A pesar de la creencia popular de que el vapeo representa una alternativa “más segura” al tabaquismo, la evidencia clínica revela un desarrollo más insidioso de los problemas de salud. Los síntomas suelen ser sutiles, lo que dificulta la detección temprana del daño pulmonar que puede ir acumulándose con el tiempo.
Síntomas que deben alertar
Los expertos indican que los consumidores deben estar atentos a los siguientes síntomas:
- Hiperreactividad bronquial: respuesta exagerada a estímulos inofensivos.
- Tos crónica.
- Disnea o falta de aire.
- Pérdida de capacidad pulmonar.
Impacto en el sistema cardiovascular
Las repercusiones del vapeo no se limitan al sistema respiratorio. La nicotina y otros compuestos químicos presentes pueden alterar la hemodinamia inmediatamente, manifestándose en:
- Aumento de la frecuencia cardíaca.
- Vasoconstricción: estrechamiento de los vasos sanguíneos.

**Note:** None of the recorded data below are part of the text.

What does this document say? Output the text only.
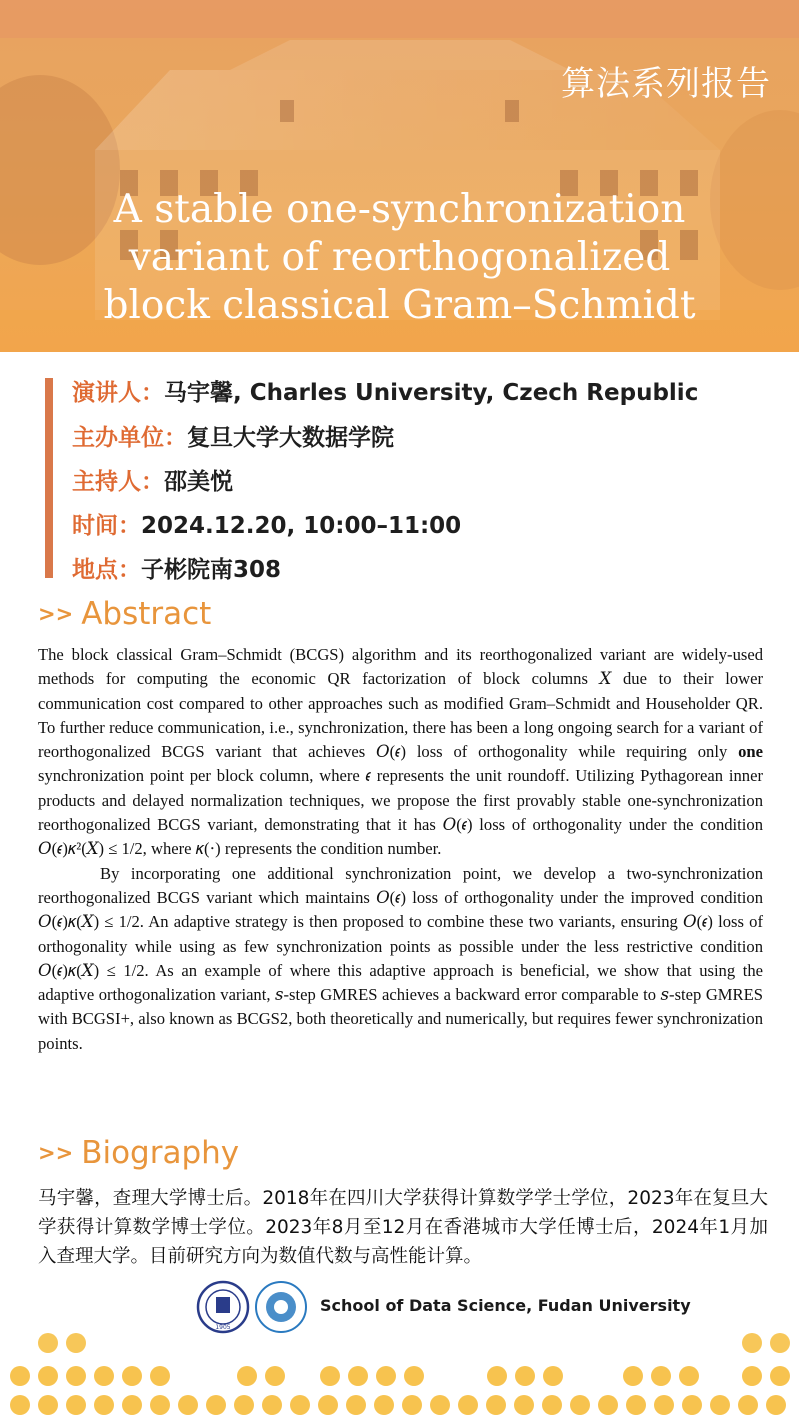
算法系列报告
A stable one-synchronization
variant of reorthogonalized
block classical Gram–Schmidt
演讲人：马宇馨, Charles University, Czech Republic
主办单位：复旦大学大数据学院
主持人：邵美悦
时间：2024.12.20, 10:00–11:00
地点：子彬院南308
>> Abstract

The block classical Gram–Schmidt (BCGS) algorithm and its reorthogonalized variant are widely-used methods for computing the economic QR factorization of block columns 𝑋 due to their lower communication cost compared to other approaches such as modified Gram–Schmidt and Householder QR. To further reduce communication, i.e., synchronization, there has been a long ongoing search for a variant of reorthogonalized BCGS variant that achieves 𝑂(𝜖) loss of orthogonality while requiring only one synchronization point per block column, where 𝜖 represents the unit roundoff. Utilizing Pythagorean inner products and delayed normalization techniques, we propose the first provably stable one-synchronization reorthogonalized BCGS variant, demonstrating that it has 𝑂(𝜖) loss of orthogonality under the condition 𝑂(𝜖)𝜅²(𝑋) ≤ 1/2, where 𝜅(⋅) represents the condition number.

By incorporating one additional synchronization point, we develop a two-synchronization reorthogonalized BCGS variant which maintains 𝑂(𝜖) loss of orthogonality under the improved condition 𝑂(𝜖)𝜅(𝑋) ≤ 1/2. An adaptive strategy is then proposed to combine these two variants, ensuring 𝑂(𝜖) loss of orthogonality while using as few synchronization points as possible under the less restrictive condition 𝑂(𝜖)𝜅(𝑋) ≤ 1/2. As an example of where this adaptive approach is beneficial, we show that using the adaptive orthogonalization variant, 𝑠-step GMRES achieves a backward error comparable to 𝑠-step GMRES with BCGSI+, also known as BCGS2, both theoretically and numerically, but requires fewer synchronization points.

>> Biography
马宇馨，查理大学博士后。2018年在四川大学获得计算数学学士学位，2023年在复旦大学获得计算数学博士学位。2023年8月至12月在香港城市大学任博士后，2024年1月加入查理大学。目前研究方向为数值代数与高性能计算。
1905
School of Data Science, Fudan University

- Elevación en la presión arterial.
Señales de alarma invisibles
Una de las características que distingue al vapeo es cómo “oculta” advertencias que normalmente alertan sobre el daño, como la tos que suele aparecer con el consumo de tabaco convencional. La ausencia de combustión en los vapeadores puede resultar en que los usuarios no perciban de inmediato la gravedad de su situación.

Recomendaciones de los profesionales
Los médicos hacen un llamado a no normalizar síntomas como la tos diaria o la dificultad para realizar actividades físicas. Aconsejan que los usuarios de vapeadores se sometan a chequeos médicos regulares. Se sugieren dos medidas de control: realizar una espirometría para evaluar la función respiratoria y un chequeo cardiovascular para valorar el estado circulatorio.